Brian Adams was one of the most sought after high school basketball players in the country in 1996. A McComb native and a top 20 recruit, he was approached by schools across the nation but knew he wanted to play ball in his home state.
Once the recruiting process started, he became more aware of the Mississippi state flag, which contains the Confederate battle emblem, and how fans flew it proudly in some arenas during games. At the University of Mississippi, players wore jerseys with the phrase “Rebels” adorned across their chests. Those things shaped his decision on where to play basketball.
“A lot guys really wanted to stay and put on for the state of Mississippi,” said Adams, who ultimately chose to attend Alcorn State University. “I think that flag is a reason why a lot of guys left the state of Mississippi to go play elsewhere.”
Adams and 30 other current and former student athletes at Mississippi colleges and universities sent a letter on Thursday to NCAA leadership requesting the organization ban colleges in the state from hosting all postseason games until lawmakers change the state flag.
A day later, the NCAA, which oversees college athletics for the nation, announced it would ban all postseason college athletics events from being hosted in Mississippi until the flag changes.

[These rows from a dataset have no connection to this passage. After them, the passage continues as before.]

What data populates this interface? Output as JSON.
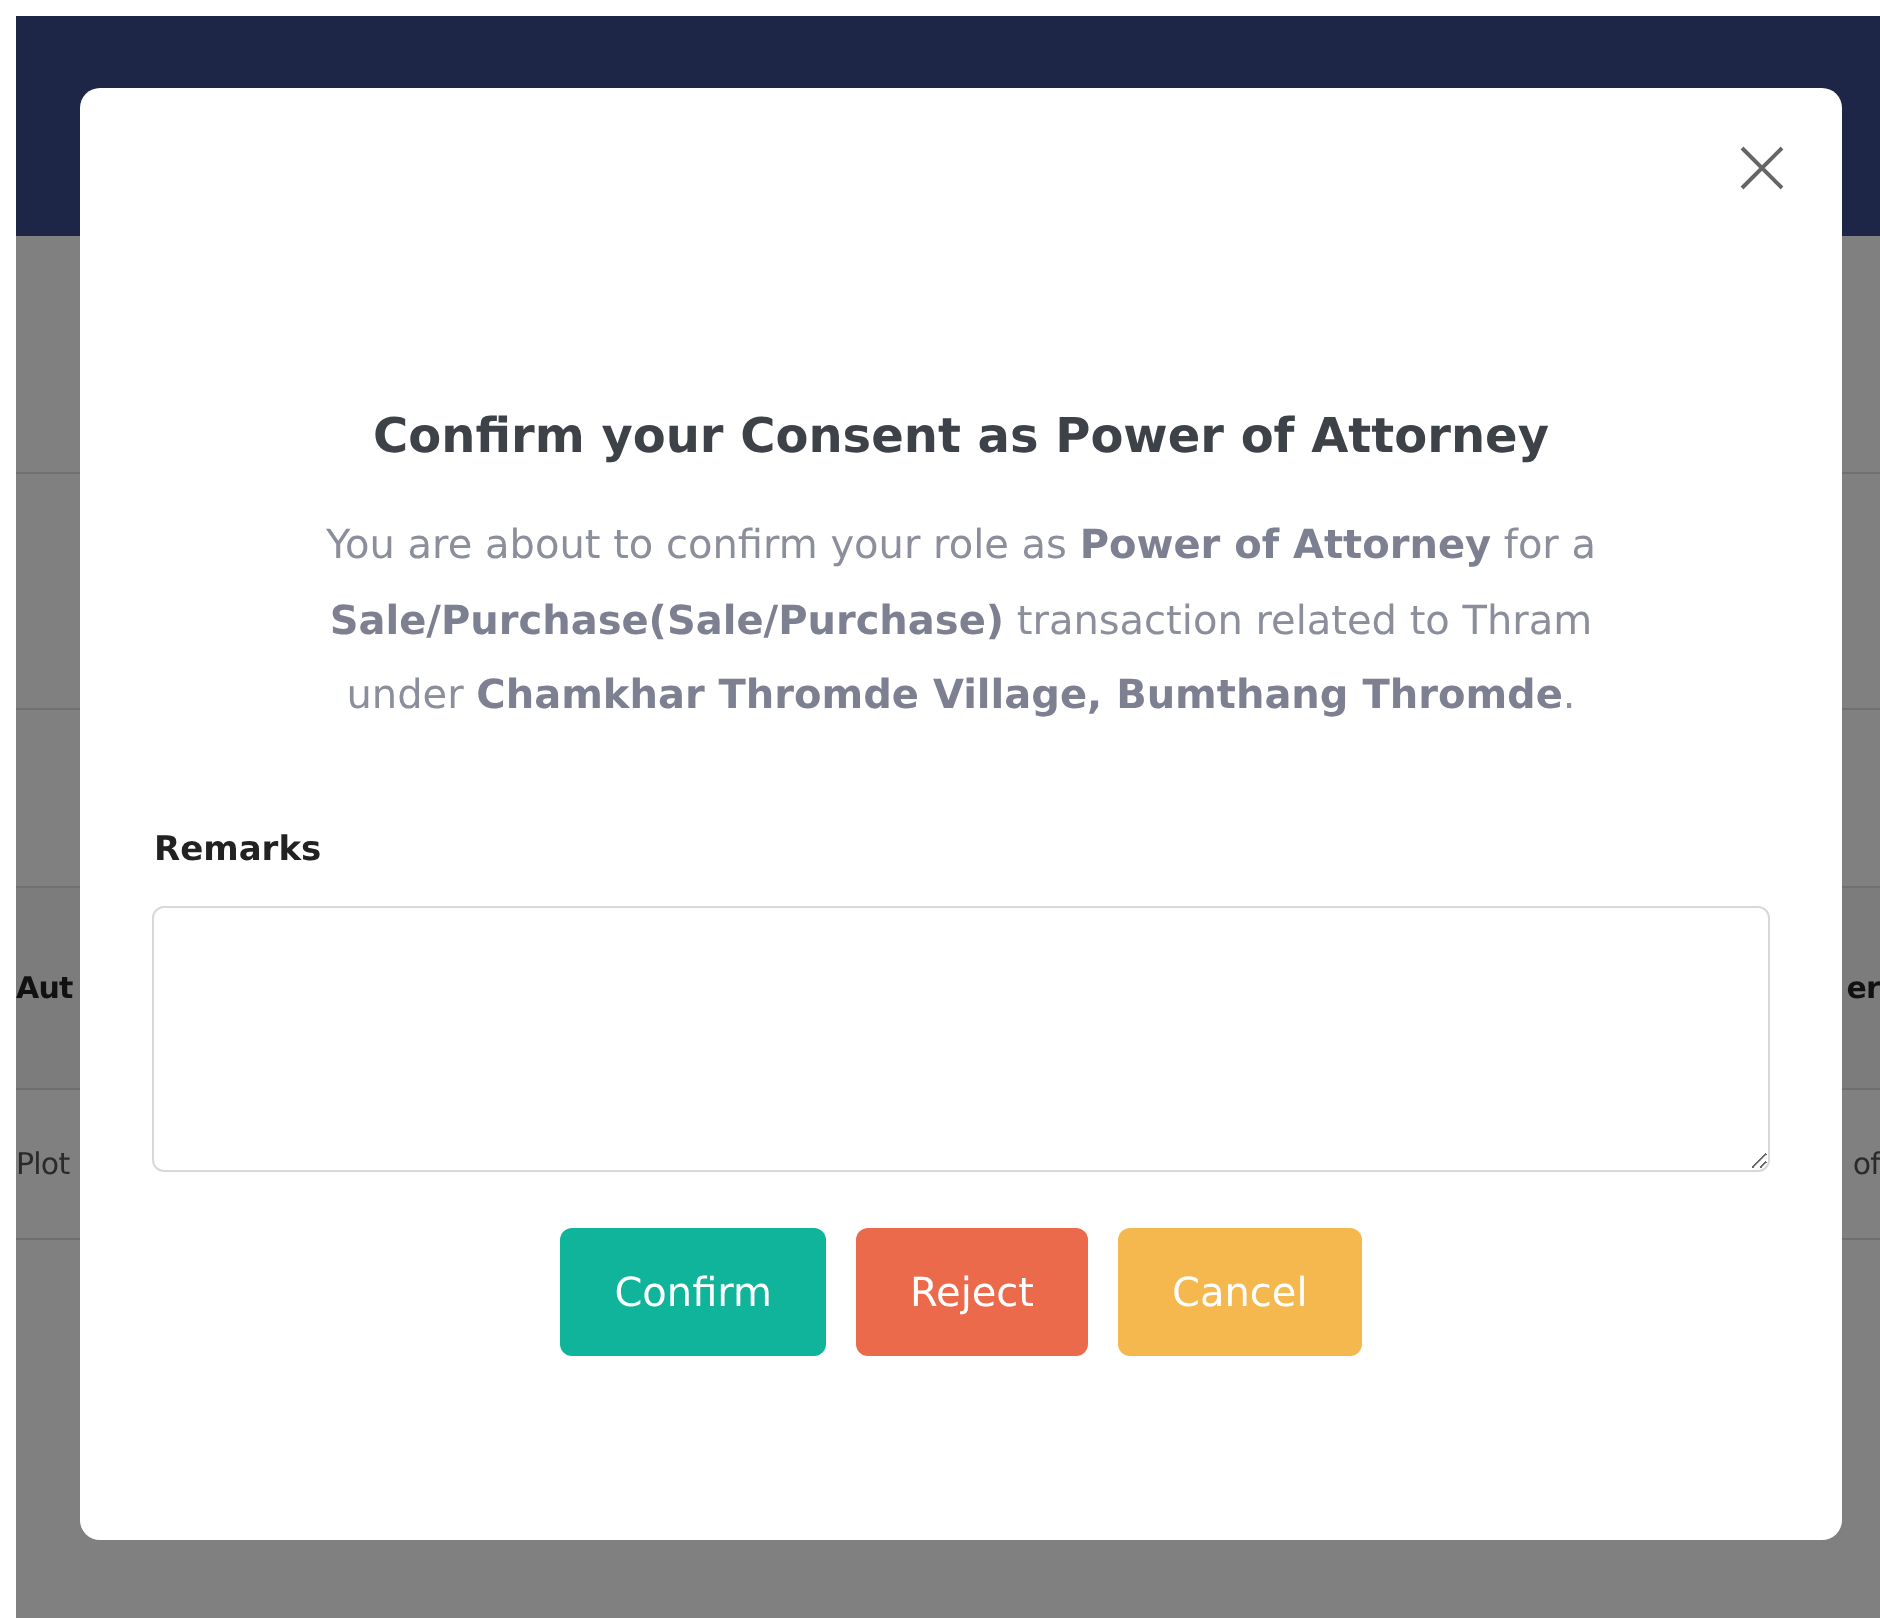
{
  "background_table": {
    "columns": [
      "Aut",
      "er"
    ],
    "rows": [
      [
        "Plot",
        "of"
      ]
    ]
  },
  "dialog": {
    "title": "Confirm your Consent as Power of Attorney",
    "message": "You are about to confirm your role as **Power of Attorney** for a **Sale/Purchase(Sale/Purchase)** transaction related to Thram under **Chamkhar Thromde Village, Bumthang Thromde**.",
    "remarks": {
      "label": "Remarks"
    },
    "buttons": [
      {
        "label": "Confirm",
        "kind": "confirm"
      },
      {
        "label": "Reject",
        "kind": "reject"
      },
      {
        "label": "Cancel",
        "kind": "cancel"
      }
    ]
  }
}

The NCAA had already passed restrictions in 2001 for postseason play in “states where the Confederate battle flag continues to have a prominent presence.” But those restrictions didn’t include postseason bans for several sports. In the letter, the athletes argued that the NCAA’s postseason ban disproportionately affected Black college athletes.
While the NCAA enforces Mississippi postseason bans for college football and men’s basketball, which have high percentages of Black players, others sports with very low percentages of Black players like baseball, tennis and volleyball have no such Mississippi postseason ban.

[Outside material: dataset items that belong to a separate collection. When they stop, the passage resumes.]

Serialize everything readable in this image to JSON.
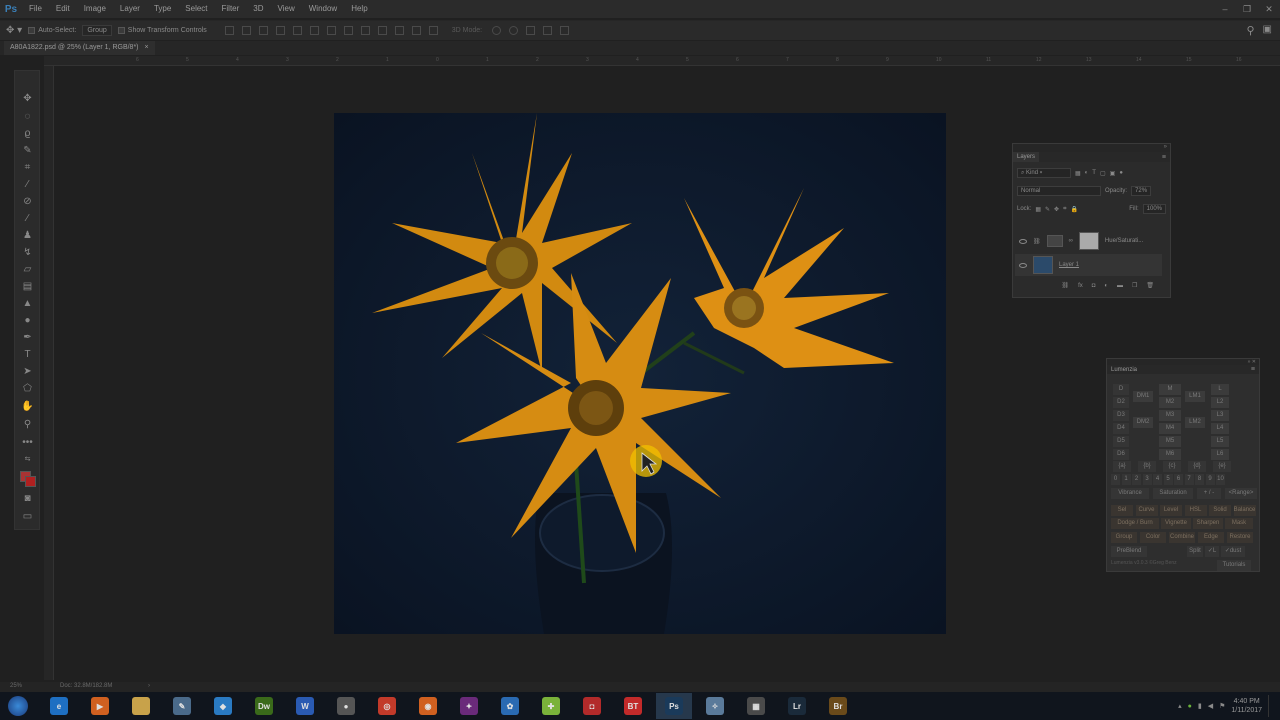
{
  "app": {
    "logo": "Ps"
  },
  "menu": [
    "File",
    "Edit",
    "Image",
    "Layer",
    "Type",
    "Select",
    "Filter",
    "3D",
    "View",
    "Window",
    "Help"
  ],
  "window_controls": [
    "–",
    "❐",
    "✕"
  ],
  "options": {
    "auto_select_label": "Auto-Select:",
    "auto_select_value": "Group",
    "transform_label": "Show Transform Controls",
    "mode_label": "3D Mode:"
  },
  "document": {
    "tab_title": "A80A1822.psd @ 25% (Layer 1, RGB/8*)",
    "close": "×"
  },
  "ruler_top_ticks": [
    "6",
    "5",
    "4",
    "3",
    "2",
    "1",
    "0",
    "1",
    "2",
    "3",
    "4",
    "5",
    "6",
    "7",
    "8",
    "9",
    "10",
    "11",
    "12",
    "13",
    "14",
    "15",
    "16",
    "17",
    "18"
  ],
  "layers_panel": {
    "title": "Layers",
    "kind_filter": "Kind",
    "blend_mode": "Normal",
    "opacity_label": "Opacity:",
    "opacity_value": "72%",
    "lock_label": "Lock:",
    "fill_label": "Fill:",
    "fill_value": "100%",
    "layers": [
      {
        "name": "Hue/Saturati..."
      },
      {
        "name": "Layer 1"
      }
    ]
  },
  "lumenzia": {
    "title": "Lumenzia",
    "col1": [
      "D",
      "D2",
      "D3",
      "D4",
      "D5",
      "D6"
    ],
    "col2": [
      "",
      "DM1",
      "",
      "DM2",
      "",
      ""
    ],
    "col3": [
      "M",
      "M2",
      "M3",
      "M4",
      "M5",
      "M6"
    ],
    "col4": [
      "",
      "LM1",
      "",
      "LM2",
      "",
      ""
    ],
    "col5": [
      "L",
      "L2",
      "L3",
      "L4",
      "L5",
      "L6"
    ],
    "zone_row": [
      "{a}",
      "{b}",
      "{c}",
      "{d}",
      "{e}"
    ],
    "num_row": [
      "0",
      "1",
      "2",
      "3",
      "4",
      "5",
      "6",
      "7",
      "8",
      "9",
      "10"
    ],
    "vib_row": [
      "Vibrance",
      "Saturation",
      "+ / -",
      "<Range>"
    ],
    "row1": [
      "Sel",
      "Curve",
      "Level",
      "HSL",
      "Solid",
      "Balance"
    ],
    "row2": [
      "Dodge / Burn",
      "Vignette",
      "Sharpen",
      "Mask"
    ],
    "row3": [
      "Group",
      "Color",
      "Combine",
      "Edge",
      "Restore"
    ],
    "row4": [
      "PreBlend",
      "Split",
      "✓L",
      "✓dust"
    ],
    "footer": "Lumenzia v3.0.3 ©Greg Benz",
    "tutorials": "Tutorials"
  },
  "status": {
    "zoom": "25%",
    "doc": "Doc: 32.8M/182.8M"
  },
  "taskbar": {
    "apps": [
      {
        "name": "ie",
        "label": "e",
        "color": "#1e6fc2"
      },
      {
        "name": "media",
        "label": "▶",
        "color": "#d06020"
      },
      {
        "name": "explorer",
        "label": "",
        "color": "#c8a24a"
      },
      {
        "name": "tool1",
        "label": "✎",
        "color": "#4a6a8a"
      },
      {
        "name": "tool2",
        "label": "◆",
        "color": "#2a7ac2"
      },
      {
        "name": "dreamweaver",
        "label": "Dw",
        "color": "#3a6a1a"
      },
      {
        "name": "word",
        "label": "W",
        "color": "#2a5ab2"
      },
      {
        "name": "app8",
        "label": "●",
        "color": "#555"
      },
      {
        "name": "chrome",
        "label": "◎",
        "color": "#c23a2a"
      },
      {
        "name": "firefox",
        "label": "◉",
        "color": "#d06020"
      },
      {
        "name": "app11",
        "label": "✦",
        "color": "#6a2a7a"
      },
      {
        "name": "app12",
        "label": "✿",
        "color": "#2a6ab2"
      },
      {
        "name": "app13",
        "label": "✚",
        "color": "#7ab23a"
      },
      {
        "name": "app14",
        "label": "◘",
        "color": "#b22a2a"
      },
      {
        "name": "app15",
        "label": "BT",
        "color": "#c22a2a"
      },
      {
        "name": "photoshop",
        "label": "Ps",
        "color": "#1a3a5a"
      },
      {
        "name": "app17",
        "label": "✧",
        "color": "#5a7a9a"
      },
      {
        "name": "app18",
        "label": "▦",
        "color": "#4a4a4a"
      },
      {
        "name": "lightroom",
        "label": "Lr",
        "color": "#1a2a3a"
      },
      {
        "name": "bridge",
        "label": "Br",
        "color": "#6a4a1a"
      }
    ],
    "time": "4:40 PM",
    "date": "1/11/2017"
  }
}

“I don’t think the NCAA intended the rule to be enacted in that way, but it was a perfect example of the systemic racism that is embedded in the country,” said Trey Johnson, a Jackson State University basketball player who graduated in 2007. “To me, it’s another system in place that’s punishing one group of people more so than the other.”
Johnson continued: “There should be no celebration of any type of sport in this state postseason from an NCAA standpoint if you want to keep the flag. Like anything else, you make a decision then you live with the consequences, good or bad.”
Mississippi State basketball player Lincoln Smith, who played for the Bulldogs from 1999-2003, pointed to South Carolina’s decision to take down its Confederate flag in 2015. Just two years later, the NCAA allowed the state to host the opening round of the NCAA tournament, which made him question if Mississippi was holding itself back by choosing to keep its flag.
“I hate (the ban) for the kids because I don’t want them to think what has been done is to affect them,” Smith said. “What we asked the NCAA to do is to really look at the Confederate flag policy that they established in 2001. The way it was applied was (discriminatory) towards some sports. And unfortunately those sports are sports that are predominantly Black sports.”
On a personal level, Smith wants to change the flag because it limits “the ability of people to grow in a place where they’re supposed to be able to feel safe and be able to flourish. I have a problem with the stigma that comes from our flag.”
The Mississippi Legislature is currently mulling the idea of changing the flag, whether that means adopting a two-flag system, letting voters decide the fate of the current flag or choosing a new symbol entirely. Lawmakers plan to adjourn for the year on Friday.
“I hope the elected officials take it upon themselves to not cower down and try to put it to a vote,” said Lindsey Hunter, a former Jackson State University and NBA athlete who is now head coach at Mississippi Valley State University. “I think anybody with a good heart would understand the ramifications of having something like that hanging over the heads of so many African American people and you would want to do the right thing.”
Until the flag changes, Adams said Mississippi sports will continue to see repercussions. It’s a “tough sell” to entice out-of-state talent to commit when Confederate iconography is still what represents the state, Adams said.
“If we want to really, really get over the hump and be more (attractive) with in-state players, out-of-state players, that flag got to go,” he said.
For the current and future student athletes in Mississippi, Hunter said he hopes they take notice of what’s going on and get involved.
“This is one thing that should have been changed but if it hasn’t we have to do it now, and let it be known that we’re not happy with and we’ll never be happy with this,” Hunter said.